Kedua zona tersebut hanya merupakan 2% dari seluruh volume prostat. Sedangkan
pertumbuhan karsinoma prostat berasal dari zona perifer.7,8
Prostat mempunyai kurang lebih 20 duktus yang bermuara di kanan dari
verumontanum dibagian posterior dari uretra pars prostatika. Di sebelah depan didapatkan
ligamentum pubo prostatika, di sebelah bawah ligamentum triangulare inferior dan di sebelah
belakang didapatkan fascia denonvilliers.
3
Fascia denonvilliers terdiri dari 2 lembar, lembar depan melekat erat dengan prostat
dan vesika seminalis, sedangkan lembar belakang melekat secara longgar dengan fascia
pelvis dan memisahkan prostat dengan rektum. Antara fascia endopelvic dan kapsul
sebenarnya dari prostat didapatkan jaringan peri prostat yang berisi pleksus prostatovesikal.6
Pada potongan melintang kelenjar prostat terdiri dari :
1. Kapsul anatomis : Sebagai jaringan ikat yang mengandung otot polos yang membungkus
kelenjar prostat.
2. Jaringan stroma yang terdiri dari jaringan fibrosa dan jaringan muskuler
3. Jaringan kelenjar yang terbagi atas 3 kelompok bagian:
a) Bagian luar disebut glandula principalis atau kelenjar prostat sebenarnya yang
menghasilkan bahan baku sekret.
b) Bagian tengah disebut kelenjar submukosa, lapisan ini disebut juga sebagai
adenomatous zone
c) Di sekitar uretra disebut periurethral gland atau glandula mukosa yang merupakan
bagian terkecil. Bagian ini serinng membesar atau mengalami hipertrofi pada usia
lanjut.
Pada BPH, kapsul pada prostat terdiri dari 3 lapis :
1. kapsul anatomis
2. kapsul chirurgicum, ini terjadi akibat terjepitnya kelenjar prostat yang sebenarnya (outer
zone) sehingga terbentuk kapsul
4
3. kapsul yang terbentuk dari jaringan fibromuskuler antara bagian dalam (inner zone) dan
bagian luar (outer zone) dari kelenjar prostat.

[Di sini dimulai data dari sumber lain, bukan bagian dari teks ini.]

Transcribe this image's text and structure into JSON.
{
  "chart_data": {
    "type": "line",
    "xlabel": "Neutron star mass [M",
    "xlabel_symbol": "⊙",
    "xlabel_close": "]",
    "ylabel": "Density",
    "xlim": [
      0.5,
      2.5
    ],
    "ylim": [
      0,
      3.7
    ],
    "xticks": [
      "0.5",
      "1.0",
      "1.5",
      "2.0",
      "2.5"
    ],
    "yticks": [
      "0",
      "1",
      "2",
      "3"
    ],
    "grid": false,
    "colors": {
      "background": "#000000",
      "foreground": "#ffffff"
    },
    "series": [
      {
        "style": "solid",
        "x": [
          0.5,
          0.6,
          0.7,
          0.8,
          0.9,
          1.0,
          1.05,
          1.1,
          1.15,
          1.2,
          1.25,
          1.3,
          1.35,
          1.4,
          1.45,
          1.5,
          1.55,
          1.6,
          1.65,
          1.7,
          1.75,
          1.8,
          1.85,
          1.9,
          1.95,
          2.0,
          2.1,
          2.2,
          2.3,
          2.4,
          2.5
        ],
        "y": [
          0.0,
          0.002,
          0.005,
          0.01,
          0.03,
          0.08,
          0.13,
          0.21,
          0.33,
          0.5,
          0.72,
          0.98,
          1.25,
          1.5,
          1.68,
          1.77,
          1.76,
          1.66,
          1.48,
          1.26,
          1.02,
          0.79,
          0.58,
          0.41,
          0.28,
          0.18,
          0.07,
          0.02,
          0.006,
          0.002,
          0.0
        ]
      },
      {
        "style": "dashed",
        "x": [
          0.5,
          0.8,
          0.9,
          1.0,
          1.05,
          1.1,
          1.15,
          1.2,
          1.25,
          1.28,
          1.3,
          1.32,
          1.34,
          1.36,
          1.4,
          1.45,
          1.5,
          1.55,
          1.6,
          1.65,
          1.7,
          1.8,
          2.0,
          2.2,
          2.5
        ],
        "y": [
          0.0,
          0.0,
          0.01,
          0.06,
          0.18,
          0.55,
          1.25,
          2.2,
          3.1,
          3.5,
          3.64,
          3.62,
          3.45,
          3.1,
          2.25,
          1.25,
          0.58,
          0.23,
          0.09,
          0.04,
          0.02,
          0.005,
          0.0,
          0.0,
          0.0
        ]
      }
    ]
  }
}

BPH sering terjadi pada lobus lateralis dan lobus medialis karena mengandung
banyak jaringan kelenjar, tetapi tidak mengalami pembesaran pada bagian posterior daripada
lobus medius (lobus posterior) yang merupakan bagian tersering terjadinya perkembangan
suatu keganasan prostat. Sedangkan lobus anterior kurang mengalami hiperplasi karena
sedikit mengandung jaringan kelenjar.5,6
Secara histologis, prostat terdiri atas kelenjar-kelenjar yang dilapisi epitel thoraks
selapis dan di bagian basal terdapat juga sel-sel kuboid, sehingga keseluruhan epitel tampak
menyerupai epitel berlapis.
Vaskularisasi
Vaskularisasi kelenjar prostat yanng utama berasal dari a. vesikalis inferior (cabang
dari a. iliaca interna), a. hemoroidalis media (cabang dari a. mesenterium inferior), dan a.

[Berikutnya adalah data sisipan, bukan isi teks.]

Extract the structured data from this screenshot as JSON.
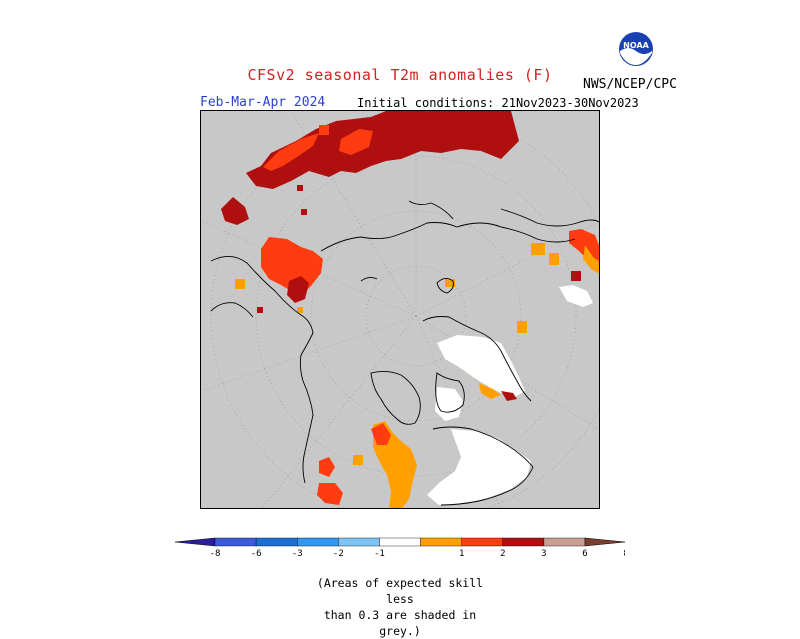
{
  "header": {
    "title": "CFSv2 seasonal T2m anomalies (F)",
    "org": "NWS/NCEP/CPC",
    "logo_text": "NOAA",
    "season": "Feb-Mar-Apr 2024",
    "initial_conditions": "Initial conditions: 21Nov2023-30Nov2023"
  },
  "colors": {
    "title": "#d42020",
    "season": "#2a3fd0",
    "background_grey": "#c8c8c8",
    "bins": [
      "#2b1e9c",
      "#3d5ad8",
      "#1e6fd4",
      "#3399f0",
      "#7fc2f6",
      "#ffffff",
      "#ffa000",
      "#ff3c10",
      "#b00f0f",
      "#c89f94",
      "#7a3e30"
    ]
  },
  "colorbar": {
    "ticks": [
      "-8",
      "-6",
      "-3",
      "-2",
      "-1",
      "1",
      "2",
      "3",
      "6",
      "8"
    ]
  },
  "footer": {
    "skill_note_line1": "(Areas of expected skill less",
    "skill_note_line2": "than 0.3 are shaded in grey.)"
  }
}
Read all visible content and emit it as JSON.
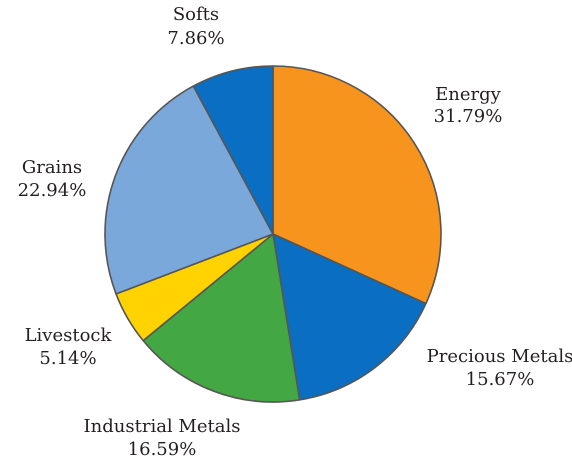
{
  "chart_data": {
    "type": "pie",
    "title": "",
    "start_angle_deg": 0,
    "direction": "clockwise",
    "slices": [
      {
        "label": "Energy",
        "percent_text": "31.79%",
        "value": 31.79,
        "color": "#F7941D"
      },
      {
        "label": "Precious Metals",
        "percent_text": "15.67%",
        "value": 15.67,
        "color": "#0A6FC2"
      },
      {
        "label": "Industrial Metals",
        "percent_text": "16.59%",
        "value": 16.59,
        "color": "#43A843"
      },
      {
        "label": "Livestock",
        "percent_text": "5.14%",
        "value": 5.14,
        "color": "#FFD200"
      },
      {
        "label": "Grains",
        "percent_text": "22.94%",
        "value": 22.94,
        "color": "#7BA8DA"
      },
      {
        "label": "Softs",
        "percent_text": "7.86%",
        "value": 7.86,
        "color": "#0A6FC2"
      }
    ],
    "edge_color": "#555555"
  }
}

pudenda interna (cabang dari a. iliaca interna). Cabang-cabang dari arteri tersebut masuk
lewat basis prostat di Vesico Prostatic Junction. Penyebaran arteri di dalam prostat dibagi
menjadi 2 kelompok , yaitu:
1. Kelompok arteri urethra, menembus kapsul di postero lateral dari vesico prostatic
junction dan memberi perdarahan pada leher buli-buli dan kelompok kelenjar
periurethral.
2. Kelompok arteri kapsule, menembus sebelah lateral dan memberi beberapa cabang yang
memvaskularisasi kelenjar bagian perifer (kelompok kelenjar paraurethral).9
Aliran Limfe
Aliran limfe dari kelenjar prostat membentuk plexus di peri prostat yang kemudian
bersatu untuk membentuk beberapa pembuluh utama, yang menuju ke kelenjar limfe iliaca
interna , iliaca eksterna, obturatoria dan sakral.9
Persarafan
Sekresi dan motor yang mensarafi prostat berasal dari plexus simpatikus dari
Hipogastricus dan medula sakral III-IV dari plexus sakralis.
5
Fisiologi Prostat
Prostat adalah kelenjar sex sekunder pada laki-laki yang menghasilkan cairan dan
plasma seminalis, dengan perbandingan cairan prostat 13-32% dan cairan vesikula
seminalis 46-80% pada waktu ejakulasi. Kelenjar prostat dibawah pengaruh Androgen
Bodies dan dapat dihentikan dengan pemberian Stilbestrol.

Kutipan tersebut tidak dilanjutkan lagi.